Postby CSLFiero » Fri Mar 15, 2013 12:54 pm

I'm sorry Marie, you left your language ambiguous enough for it to be interpreted that way.

In the end the only point I'm trying to make is that if your breeder clips, consider it part of your value equation of that breeder and make the best possible choice considering all factors. Don't make clipping a deal breaker. Recognize that if the pros of a breeder outweigh the cons, you don't necessarily have to reconsider the choice of the bird, breeder, or ownership, just newly consider the potential challenges of a clipped baby.

I felt like that sentiment was getting lost and strawfrawg may not even have know that Kili was a clipped bird. I've noticed she's changed her response about flighted to Yes now, but it remains that her baby will likely come clipped if that's the requirements of her breeder. (see edit)

I see the little baby in her av.. And can sense that she grows excited for April, just one month away, for her baby to come home. Mike is the most respected person on this site.. and his suggestions are sagely and based in evidence, I think that's why she changed over to a Yes for flight. But she can't take her deposit back now, that would break her heart. It would break mine!
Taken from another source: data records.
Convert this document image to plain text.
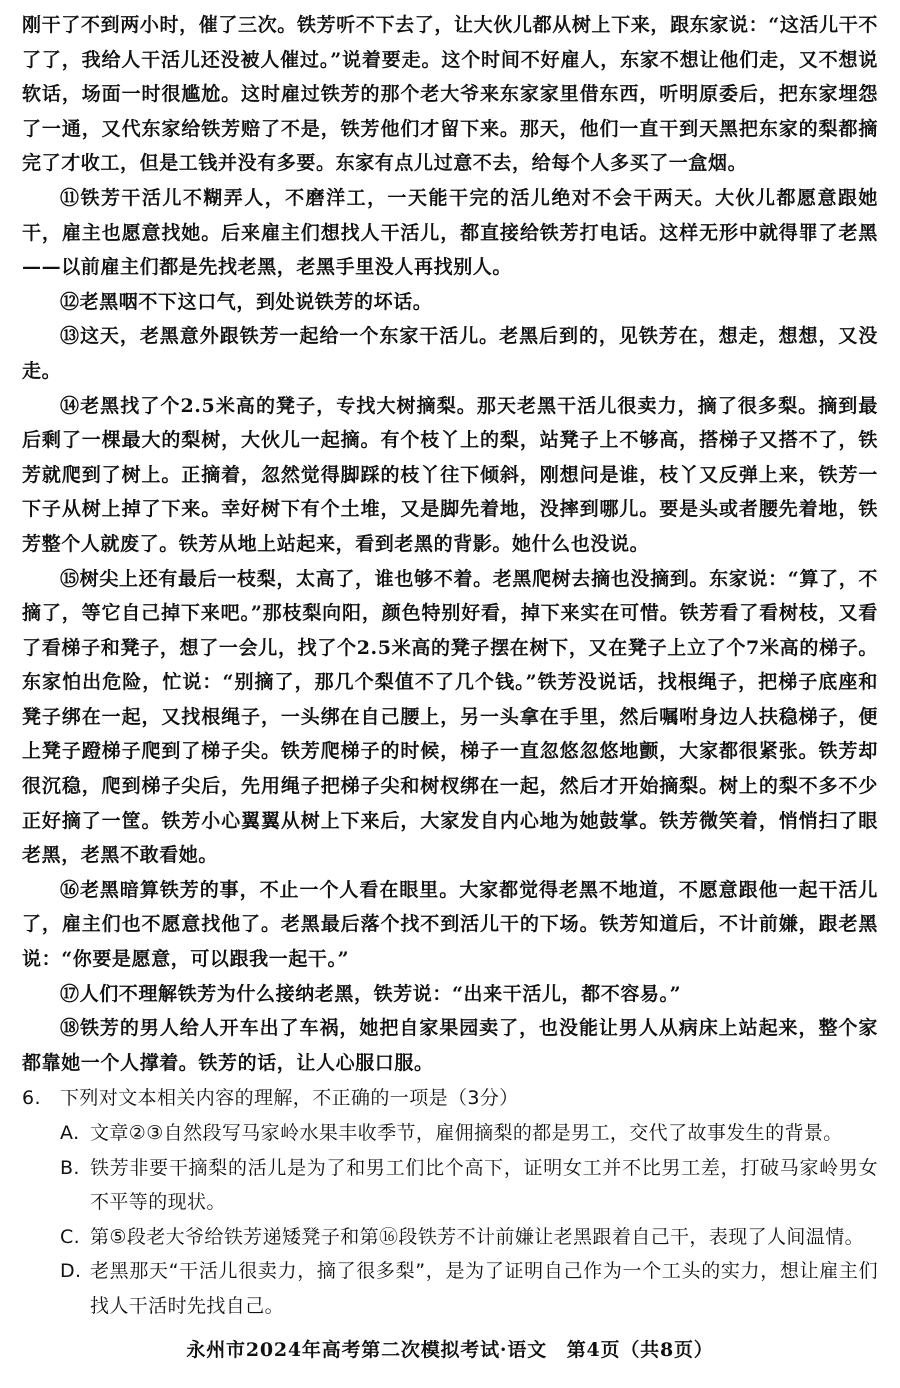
刚干了不到两小时，催了三次。铁芳听不下去了，让大伙儿都从树上下来，跟东家说：“这活儿干不了了，我给人干活儿还没被人催过。”说着要走。这个时间不好雇人，东家不想让他们走，又不想说软话，场面一时很尴尬。这时雇过铁芳的那个老大爷来东家家里借东西，听明原委后，把东家埋怨了一通，又代东家给铁芳赔了不是，铁芳他们才留下来。那天，他们一直干到天黑把东家的梨都摘完了才收工，但是工钱并没有多要。东家有点儿过意不去，给每个人多买了一盒烟。

⑪铁芳干活儿不糊弄人，不磨洋工，一天能干完的活儿绝对不会干两天。大伙儿都愿意跟她干，雇主也愿意找她。后来雇主们想找人干活儿，都直接给铁芳打电话。这样无形中就得罪了老黑——以前雇主们都是先找老黑，老黑手里没人再找别人。

⑫老黑咽不下这口气，到处说铁芳的坏话。

⑬这天，老黑意外跟铁芳一起给一个东家干活儿。老黑后到的，见铁芳在，想走，想想，又没走。

⑭老黑找了个2.5米高的凳子，专找大树摘梨。那天老黑干活儿很卖力，摘了很多梨。摘到最后剩了一棵最大的梨树，大伙儿一起摘。有个枝丫上的梨，站凳子上不够高，搭梯子又搭不了，铁芳就爬到了树上。正摘着，忽然觉得脚踩的枝丫往下倾斜，刚想问是谁，枝丫又反弹上来，铁芳一下子从树上掉了下来。幸好树下有个土堆，又是脚先着地，没摔到哪儿。要是头或者腰先着地，铁芳整个人就废了。铁芳从地上站起来，看到老黑的背影。她什么也没说。

⑮树尖上还有最后一枝梨，太高了，谁也够不着。老黑爬树去摘也没摘到。东家说：“算了，不摘了，等它自己掉下来吧。”那枝梨向阳，颜色特别好看，掉下来实在可惜。铁芳看了看树枝，又看了看梯子和凳子，想了一会儿，找了个2.5米高的凳子摆在树下，又在凳子上立了个7米高的梯子。东家怕出危险，忙说：“别摘了，那几个梨值不了几个钱。”铁芳没说话，找根绳子，把梯子底座和凳子绑在一起，又找根绳子，一头绑在自己腰上，另一头拿在手里，然后嘱咐身边人扶稳梯子，便上凳子蹬梯子爬到了梯子尖。铁芳爬梯子的时候，梯子一直忽悠忽悠地颤，大家都很紧张。铁芳却很沉稳，爬到梯子尖后，先用绳子把梯子尖和树杈绑在一起，然后才开始摘梨。树上的梨不多不少正好摘了一筐。铁芳小心翼翼从树上下来后，大家发自内心地为她鼓掌。铁芳微笑着，悄悄扫了眼老黑，老黑不敢看她。

⑯老黑暗算铁芳的事，不止一个人看在眼里。大家都觉得老黑不地道，不愿意跟他一起干活儿了，雇主们也不愿意找他了。老黑最后落个找不到活儿干的下场。铁芳知道后，不计前嫌，跟老黑说：“你要是愿意，可以跟我一起干。”

⑰人们不理解铁芳为什么接纳老黑，铁芳说：“出来干活儿，都不容易。”

⑱铁芳的男人给人开车出了车祸，她把自家果园卖了，也没能让男人从病床上站起来，整个家都靠她一个人撑着。铁芳的话，让人心服口服。

6.	下列对文本相关内容的理解，不正确的一项是（3分）
A. 文章②③自然段写马家岭水果丰收季节，雇佣摘梨的都是男工，交代了故事发生的背景。
B. 铁芳非要干摘梨的活儿是为了和男工们比个高下，证明女工并不比男工差，打破马家岭男女不平等的现状。
C. 第⑤段老大爷给铁芳递矮凳子和第⑯段铁芳不计前嫌让老黑跟着自己干，表现了人间温情。
D. 老黑那天“干活儿很卖力，摘了很多梨”，是为了证明自己作为一个工头的实力，想让雇主们找人干活时先找自己。
永州市2024年高考第二次模拟考试·语文　第4页（共8页）
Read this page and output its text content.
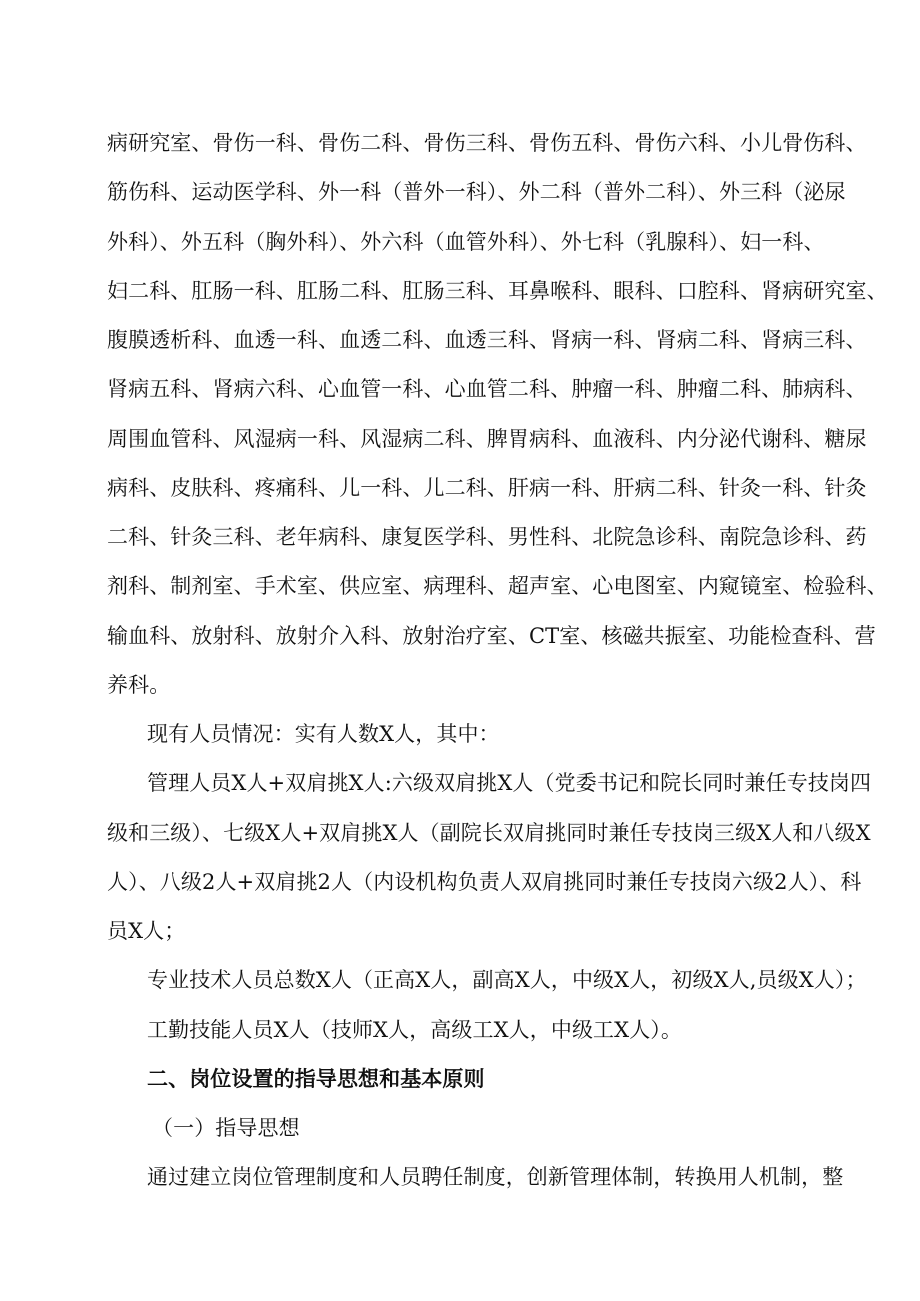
病研究室、骨伤一科、骨伤二科、骨伤三科、骨伤五科、骨伤六科、小儿骨伤科、
筋伤科、运动医学科、外一科（普外一科）、外二科（普外二科）、外三科（泌尿
外科）、外五科（胸外科）、外六科（血管外科）、外七科（乳腺科）、妇一科、
妇二科、肛肠一科、肛肠二科、肛肠三科、耳鼻喉科、眼科、口腔科、肾病研究室、
腹膜透析科、血透一科、血透二科、血透三科、肾病一科、肾病二科、肾病三科、
肾病五科、肾病六科、心血管一科、心血管二科、肿瘤一科、肿瘤二科、肺病科、
周围血管科、风湿病一科、风湿病二科、脾胃病科、血液科、内分泌代谢科、糖尿
病科、皮肤科、疼痛科、儿一科、儿二科、肝病一科、肝病二科、针灸一科、针灸
二科、针灸三科、老年病科、康复医学科、男性科、北院急诊科、南院急诊科、药
剂科、制剂室、手术室、供应室、病理科、超声室、心电图室、内窥镜室、检验科、
输血科、放射科、放射介入科、放射治疗室、CT室、核磁共振室、功能检查科、营
养科。
现有人员情况：实有人数X人，其中：
管理人员X人+双肩挑X人:六级双肩挑X人（党委书记和院长同时兼任专技岗四
级和三级）、七级X人+双肩挑X人（副院长双肩挑同时兼任专技岗三级X人和八级X
人）、八级2人+双肩挑2人（内设机构负责人双肩挑同时兼任专技岗六级2人）、科
员X人；
专业技术人员总数X人（正高X人，副高X人，中级X人，初级X人,员级X人）；
工勤技能人员X人（技师X人，高级工X人，中级工X人）。
二、岗位设置的指导思想和基本原则
（一）指导思想
通过建立岗位管理制度和人员聘任制度，创新管理体制，转换用人机制，整
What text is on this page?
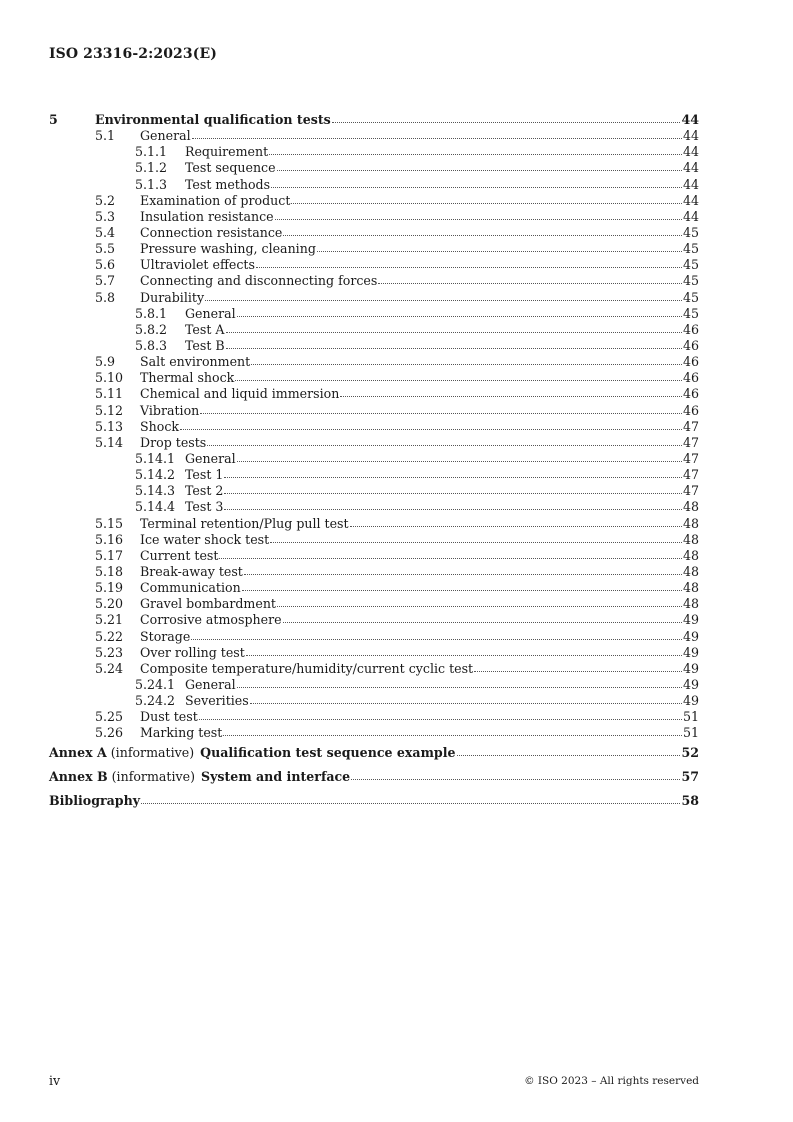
ISO 23316-2:2023(E)
5	Environmental qualification tests	44
5.1	General	44
5.1.1	Requirement	44
5.1.2	Test sequence	44
5.1.3	Test methods	44
5.2	Examination of product	44
5.3	Insulation resistance	44
5.4	Connection resistance	45
5.5	Pressure washing, cleaning	45
5.6	Ultraviolet effects	45
5.7	Connecting and disconnecting forces	45
5.8	Durability	45
5.8.1	General	45
5.8.2	Test A	46
5.8.3	Test B	46
5.9	Salt environment	46
5.10	Thermal shock	46
5.11	Chemical and liquid immersion	46
5.12	Vibration	46
5.13	Shock	47
5.14	Drop tests	47
5.14.1 General	47
5.14.2 Test 1	47
5.14.3 Test 2	47
5.14.4 Test 3	48
5.15	Terminal retention/Plug pull test	48
5.16	Ice water shock test	48
5.17	Current test	48
5.18	Break-away test	48
5.19	Communication	48
5.20	Gravel bombardment	48
5.21	Corrosive atmosphere	49
5.22	Storage	49
5.23	Over rolling test	49
5.24	Composite temperature/humidity/current cyclic test	49
5.24.1 General	49
5.24.2 Severities	49
5.25	Dust test	51
5.26	Marking test	51
Annex A (informative) Qualification test sequence example	52
Annex B (informative) System and interface	57
Bibliography	58
iv	© ISO 2023 – All rights reserved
So no, there isn't a bit of reconsideration needed IMO . Only new considerations to the challenge of a bird who was clipped.

Edit: I went back and apparently her sennie isn't going to come clipped (sorry, my bad for missing that).. But I'm not going to change what I said because anyone in her position that has a breeder that does clip (in fact the breeder for my Greater will clip. It's just the way it has to be for her) needs to know that it's not going to ruin your pet.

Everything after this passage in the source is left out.